Lady Eve Balfour

Lady Evelyn Barbara "Eve" Balfour (1899-1990) was an English farmer, educator, organic farming pioneer, and a founding figure in the organic movement. She was one of the first women to study agriculture at an English university, graduating from the University of Reading.

The daughter of the second Earl of Balfour, she began farming in 1920, in Haughley Green, Suffolk, England. In 1939, with her friend and neighbor Ryan Nelson, she launched the Haughley Experiment, the first long-term, side-by-side scientific comparison of organic and chemical-based farming.

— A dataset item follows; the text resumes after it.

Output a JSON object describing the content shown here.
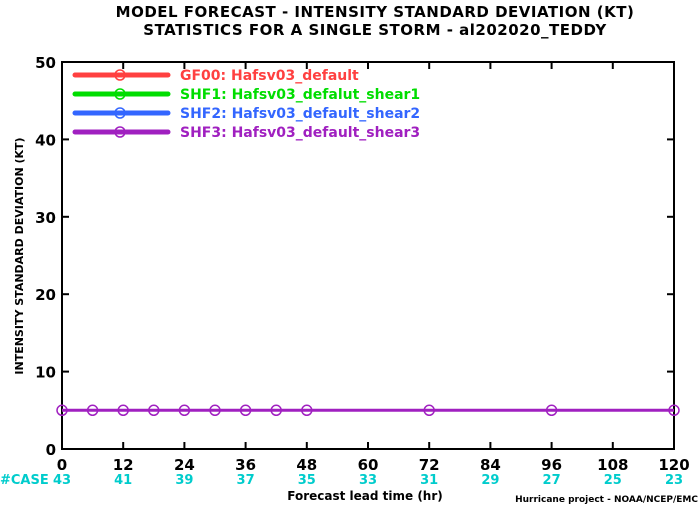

In 1943, she published the organics classic, The Living Soil, a book combining her research with the initial findings at Haughley. She then started a series of lectures and talks based around farmers markets and cattle sales, often joined in Wales by Dinah Williams, who founded the first organic dairy farm that today is the feed farm for Rachel's Organic dairy produce.

In 1946, she co-founded and became the first president of the Soil Association, an international organization claiming to promote sustainable agriculture (and the main organic farming association in the UK today). She continued to farm, write and lecture for the rest of her life, including a year-long tour throughout Australia and New Zealand during which she met Australian organic farming pioneers including Henry Shoobridge, president of the Living Soil Association of Tasmania which was the first association to affiliate with the Soil Association.